I'm looking for a 2005/06 Teramo 58CM frame in perfect condition to trade for a 56CM in like condition.

Many thanks!

Vince


----------



## rocket_man (Oct 17, 2006)

*frame swap?*

Compaddict1 -- 

I might be interested in a frame swap. I have a 2006 Firenze frame (exactly the same frame as the 2006 teramo, compact geometry, and is a size Large). The size large has the 57cm top tube and an equivalent 58cm seat tube). Frame is in good to excellent condition. 

Is your frame a 2006 teramo (brushed finish with red and blue decals)? Or the 2005 with the half-red paint job?

The 2005 and earlier firenze frames were not the same as teramo but the 2006 frame is identical save for the decals.

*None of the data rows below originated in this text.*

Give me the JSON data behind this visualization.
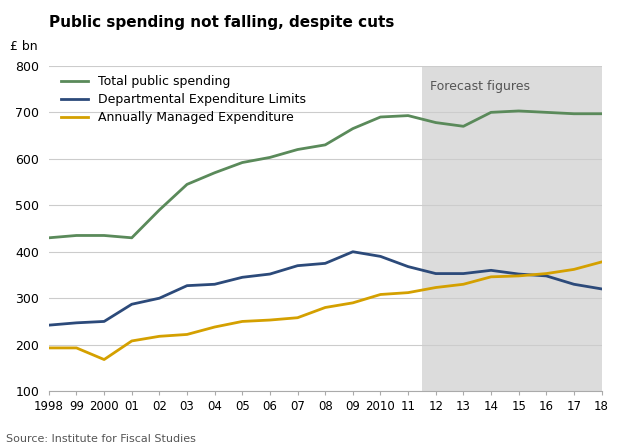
{
  "title": "Public spending not falling, despite cuts",
  "ylabel": "£ bn",
  "source": "Source: Institute for Fiscal Studies",
  "forecast_label": "Forecast figures",
  "forecast_start": 2011.5,
  "xlim": [
    1998,
    2018
  ],
  "ylim": [
    100,
    800
  ],
  "yticks": [
    100,
    200,
    300,
    400,
    500,
    600,
    700,
    800
  ],
  "xtick_values": [
    1998,
    1999,
    2000,
    2001,
    2002,
    2003,
    2004,
    2005,
    2006,
    2007,
    2008,
    2009,
    2010,
    2011,
    2012,
    2013,
    2014,
    2015,
    2016,
    2017,
    2018
  ],
  "xtick_labels": [
    "1998",
    "99",
    "2000",
    "01",
    "02",
    "03",
    "04",
    "05",
    "06",
    "07",
    "08",
    "09",
    "2010",
    "11",
    "12",
    "13",
    "14",
    "15",
    "16",
    "17",
    "18"
  ],
  "background_color": "#ffffff",
  "forecast_bg_color": "#dcdcdc",
  "grid_color": "#cccccc",
  "series": [
    {
      "label": "Total public spending",
      "color": "#5a8a5a",
      "linewidth": 2.0,
      "x": [
        1998,
        1999,
        2000,
        2001,
        2002,
        2003,
        2004,
        2005,
        2006,
        2007,
        2008,
        2009,
        2010,
        2011,
        2012,
        2013,
        2014,
        2015,
        2016,
        2017,
        2018
      ],
      "y": [
        430,
        435,
        435,
        430,
        490,
        545,
        570,
        592,
        603,
        620,
        630,
        665,
        690,
        693,
        678,
        670,
        700,
        703,
        700,
        697,
        697
      ]
    },
    {
      "label": "Departmental Expenditure Limits",
      "color": "#2c4a7a",
      "linewidth": 2.0,
      "x": [
        1998,
        1999,
        2000,
        2001,
        2002,
        2003,
        2004,
        2005,
        2006,
        2007,
        2008,
        2009,
        2010,
        2011,
        2012,
        2013,
        2014,
        2015,
        2016,
        2017,
        2018
      ],
      "y": [
        242,
        247,
        250,
        287,
        300,
        327,
        330,
        345,
        352,
        370,
        375,
        400,
        390,
        368,
        353,
        353,
        360,
        352,
        348,
        330,
        320
      ]
    },
    {
      "label": "Annually Managed Expenditure",
      "color": "#d4a000",
      "linewidth": 2.0,
      "x": [
        1998,
        1999,
        2000,
        2001,
        2002,
        2003,
        2004,
        2005,
        2006,
        2007,
        2008,
        2009,
        2010,
        2011,
        2012,
        2013,
        2014,
        2015,
        2016,
        2017,
        2018
      ],
      "y": [
        193,
        193,
        168,
        208,
        218,
        222,
        238,
        250,
        253,
        258,
        280,
        290,
        308,
        312,
        323,
        330,
        346,
        348,
        353,
        362,
        378
      ]
    }
  ]
}
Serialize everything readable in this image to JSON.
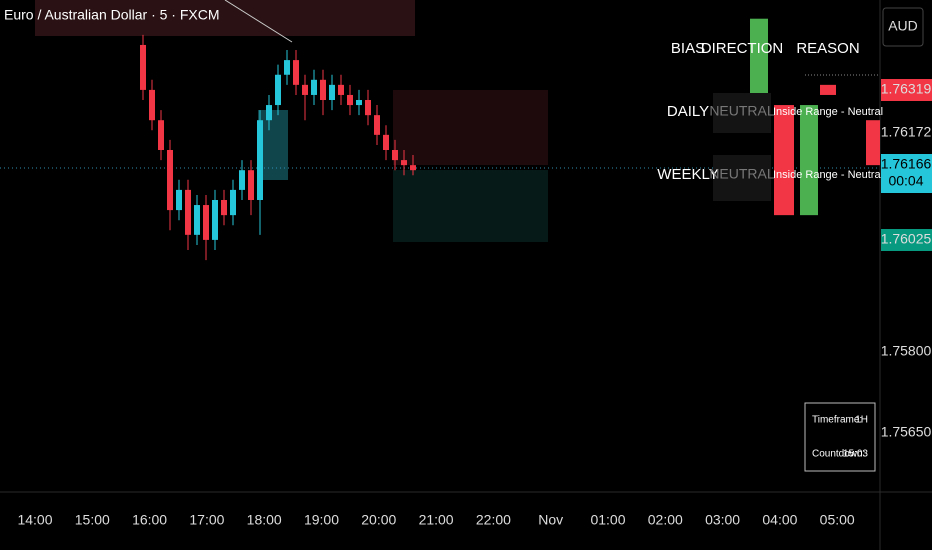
{
  "header": {
    "title": "Euro / Australian Dollar · 5 · FXCM",
    "currency": "AUD"
  },
  "chart": {
    "candles": [
      {
        "o": 1.76408,
        "h": 1.76428,
        "l": 1.76299,
        "c": 1.76319
      },
      {
        "o": 1.76319,
        "h": 1.76339,
        "l": 1.76239,
        "c": 1.76259
      },
      {
        "o": 1.76259,
        "h": 1.76279,
        "l": 1.7618,
        "c": 1.762
      },
      {
        "o": 1.762,
        "h": 1.7622,
        "l": 1.76041,
        "c": 1.76081
      },
      {
        "o": 1.76081,
        "h": 1.76141,
        "l": 1.76061,
        "c": 1.76121
      },
      {
        "o": 1.76121,
        "h": 1.76141,
        "l": 1.76002,
        "c": 1.76032
      },
      {
        "o": 1.76032,
        "h": 1.76111,
        "l": 1.76012,
        "c": 1.76091
      },
      {
        "o": 1.76091,
        "h": 1.76111,
        "l": 1.75982,
        "c": 1.76022
      },
      {
        "o": 1.76022,
        "h": 1.76121,
        "l": 1.76002,
        "c": 1.76101
      },
      {
        "o": 1.76101,
        "h": 1.76121,
        "l": 1.76051,
        "c": 1.76071
      },
      {
        "o": 1.76071,
        "h": 1.76141,
        "l": 1.76051,
        "c": 1.76121
      },
      {
        "o": 1.76121,
        "h": 1.7618,
        "l": 1.76101,
        "c": 1.7616
      },
      {
        "o": 1.7616,
        "h": 1.7618,
        "l": 1.76071,
        "c": 1.76101
      },
      {
        "o": 1.76101,
        "h": 1.76279,
        "l": 1.76032,
        "c": 1.76259
      },
      {
        "o": 1.76259,
        "h": 1.76309,
        "l": 1.76239,
        "c": 1.76289
      },
      {
        "o": 1.76289,
        "h": 1.76369,
        "l": 1.76269,
        "c": 1.76349
      },
      {
        "o": 1.76349,
        "h": 1.76398,
        "l": 1.76329,
        "c": 1.76378
      },
      {
        "o": 1.76378,
        "h": 1.76398,
        "l": 1.76309,
        "c": 1.76329
      },
      {
        "o": 1.76329,
        "h": 1.76349,
        "l": 1.76259,
        "c": 1.76309
      },
      {
        "o": 1.76309,
        "h": 1.76359,
        "l": 1.76289,
        "c": 1.76339
      },
      {
        "o": 1.76339,
        "h": 1.76359,
        "l": 1.76269,
        "c": 1.76299
      },
      {
        "o": 1.76299,
        "h": 1.76349,
        "l": 1.76279,
        "c": 1.76329
      },
      {
        "o": 1.76329,
        "h": 1.76349,
        "l": 1.76289,
        "c": 1.76309
      },
      {
        "o": 1.76309,
        "h": 1.76329,
        "l": 1.76269,
        "c": 1.76289
      },
      {
        "o": 1.76289,
        "h": 1.76319,
        "l": 1.76269,
        "c": 1.76299
      },
      {
        "o": 1.76299,
        "h": 1.76319,
        "l": 1.76249,
        "c": 1.76269
      },
      {
        "o": 1.76269,
        "h": 1.76289,
        "l": 1.7621,
        "c": 1.7623
      },
      {
        "o": 1.7623,
        "h": 1.76249,
        "l": 1.7618,
        "c": 1.762
      },
      {
        "o": 1.762,
        "h": 1.7622,
        "l": 1.7616,
        "c": 1.7618
      },
      {
        "o": 1.7618,
        "h": 1.762,
        "l": 1.7615,
        "c": 1.7617
      },
      {
        "o": 1.7617,
        "h": 1.7619,
        "l": 1.7615,
        "c": 1.7616
      }
    ],
    "htf_candles": [
      {
        "o": 1.76299,
        "c": 1.7646
      },
      {
        "o": 1.76289,
        "c": 1.76071
      },
      {
        "o": 1.76071,
        "c": 1.76289
      },
      {
        "o": 1.76329,
        "c": 1.76309
      },
      {
        "o": 1.76259,
        "c": 1.7617
      }
    ],
    "price_labels": [
      "1.76319",
      "1.76172",
      "1.76166",
      "00:04",
      "1.76025",
      "1.75800",
      "1.75650"
    ],
    "time_labels": [
      "14:00",
      "15:00",
      "16:00",
      "17:00",
      "18:00",
      "19:00",
      "20:00",
      "21:00",
      "22:00",
      "Nov",
      "01:00",
      "02:00",
      "03:00",
      "04:00",
      "05:00"
    ]
  },
  "bias_table": {
    "headers": [
      "BIAS",
      "DIRECTION",
      "REASON"
    ],
    "rows": [
      [
        "DAILY",
        "NEUTRAL",
        "Inside Range - Neutral"
      ],
      [
        "WEEKLY",
        "NEUTRAL",
        "Inside Range - Neutral"
      ]
    ]
  },
  "info_box": {
    "rows": [
      [
        "Timeframe:",
        "1H"
      ],
      [
        "Countdown:",
        "15:03"
      ]
    ]
  }
}
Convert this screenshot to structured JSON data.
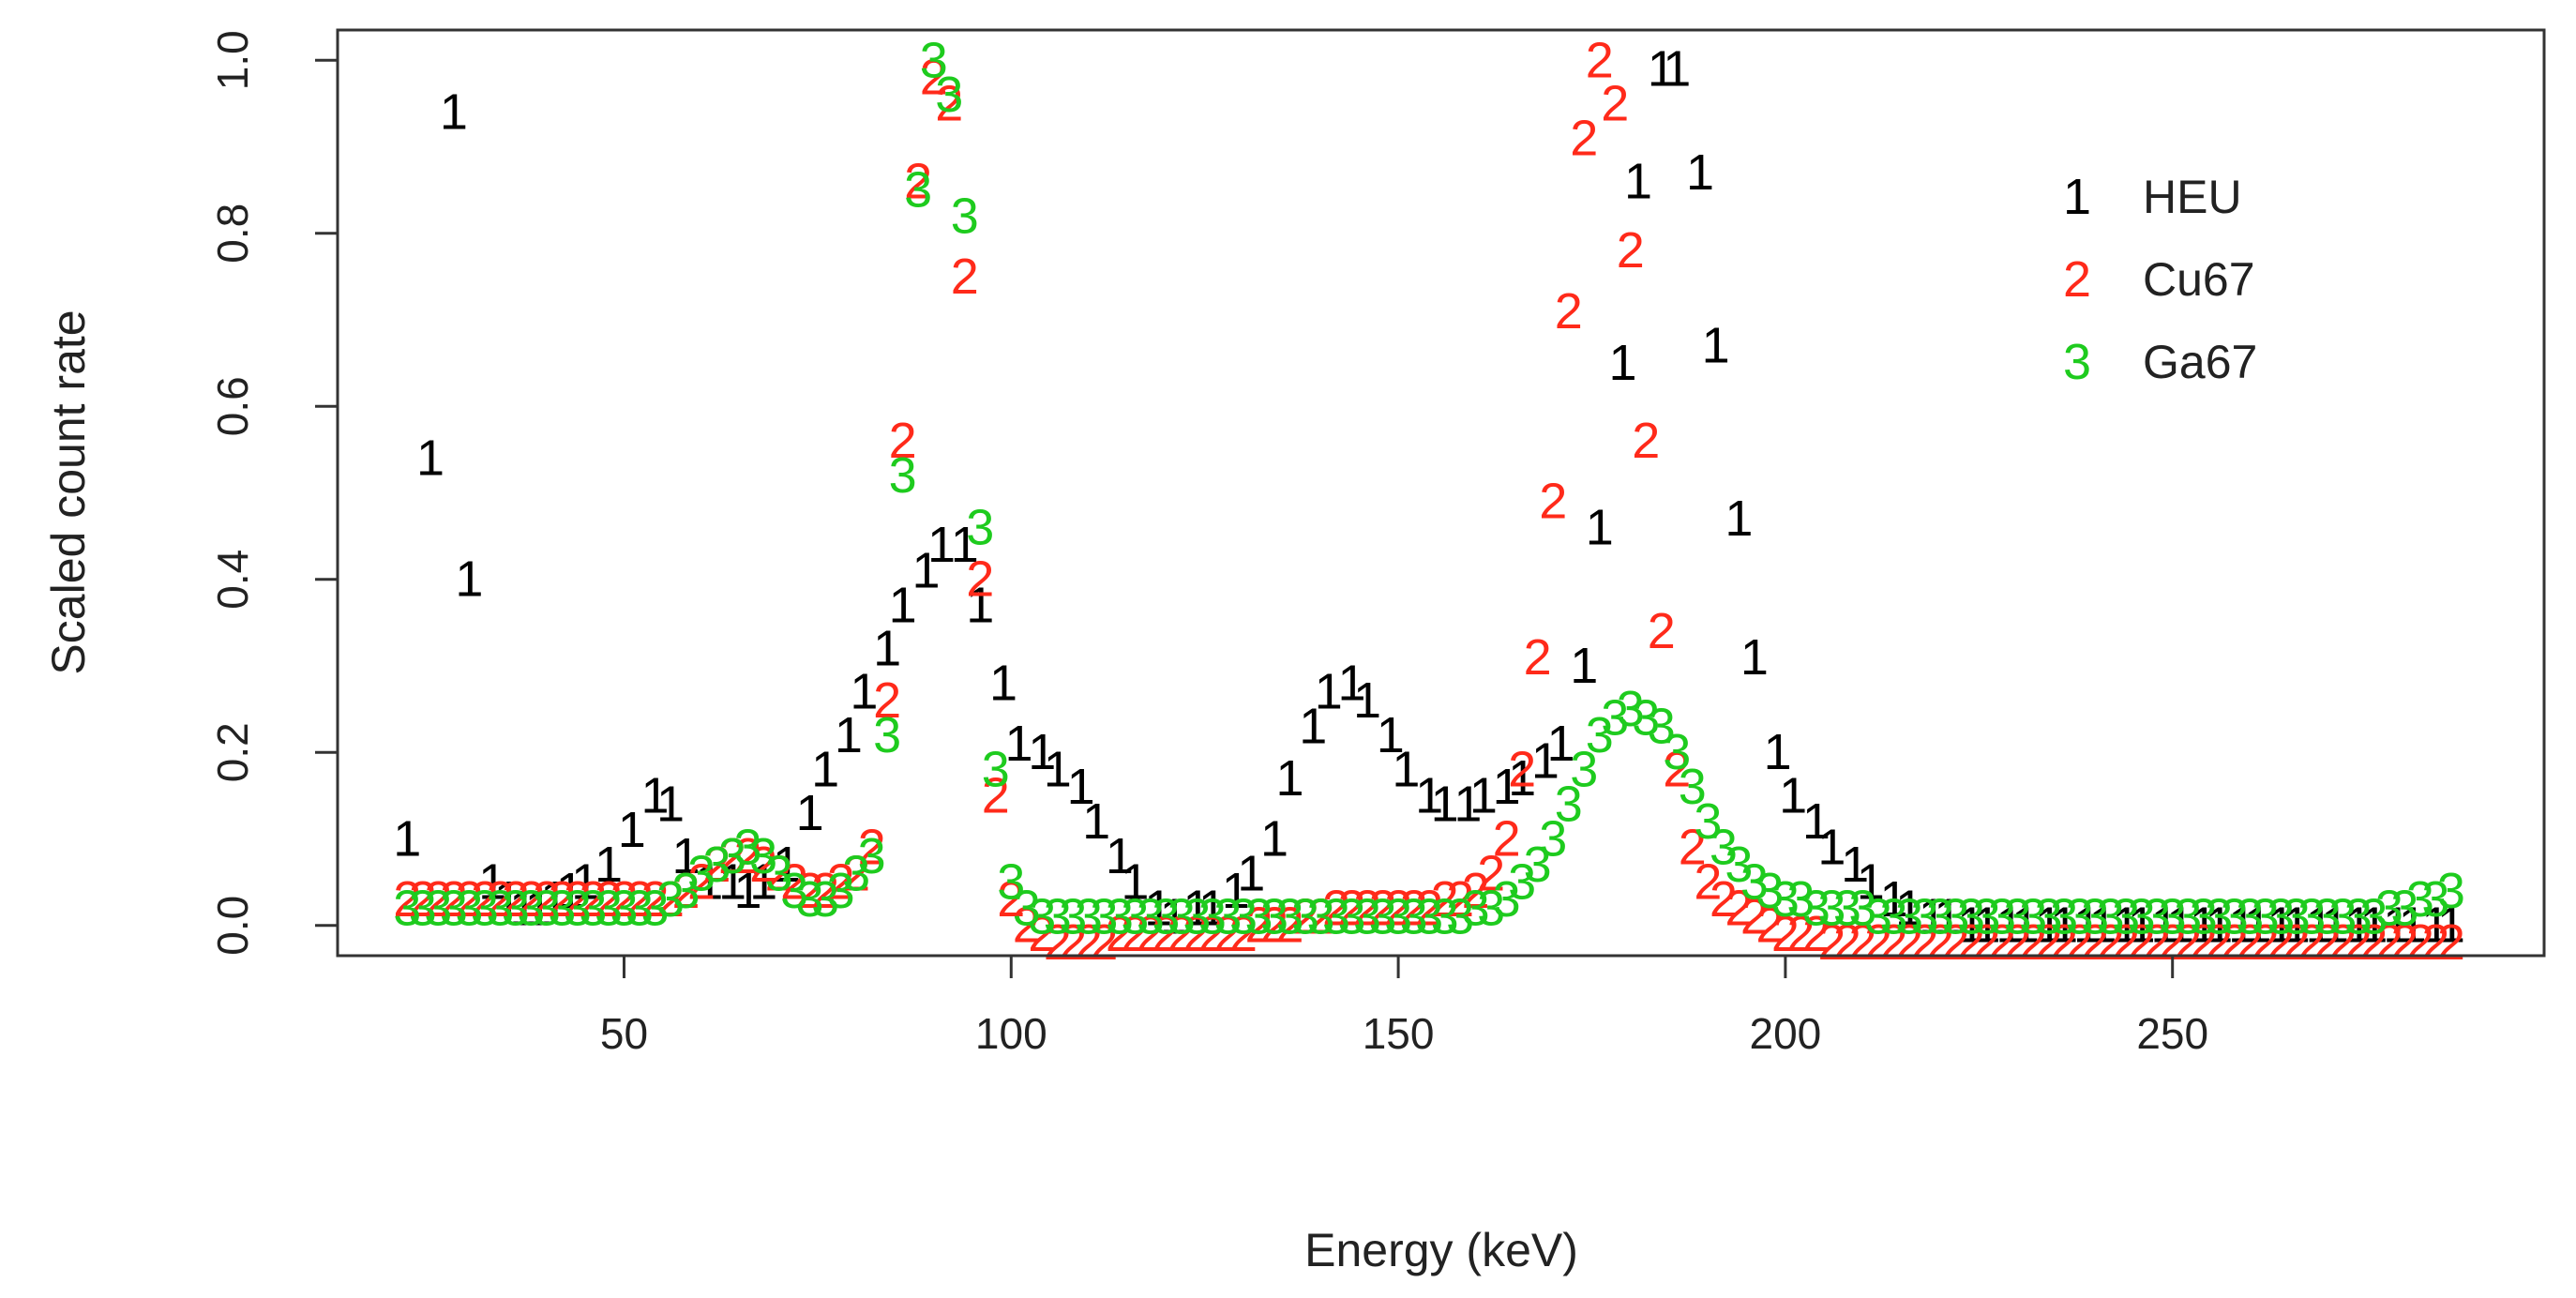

How would you work out the logistics of such a swap? I live in Northern Virginia. 


-- Mike R.


----------



## compaddict1 (Dec 12, 2008)

My bike is a 2005 with no finish and white decals just like what is listed on Litepeeds website. 
I would like to find a like frame and model for resale (way in the future I hope). Condiition is important to me as my frame is near perfect.
PM sent as well.

Vince


----------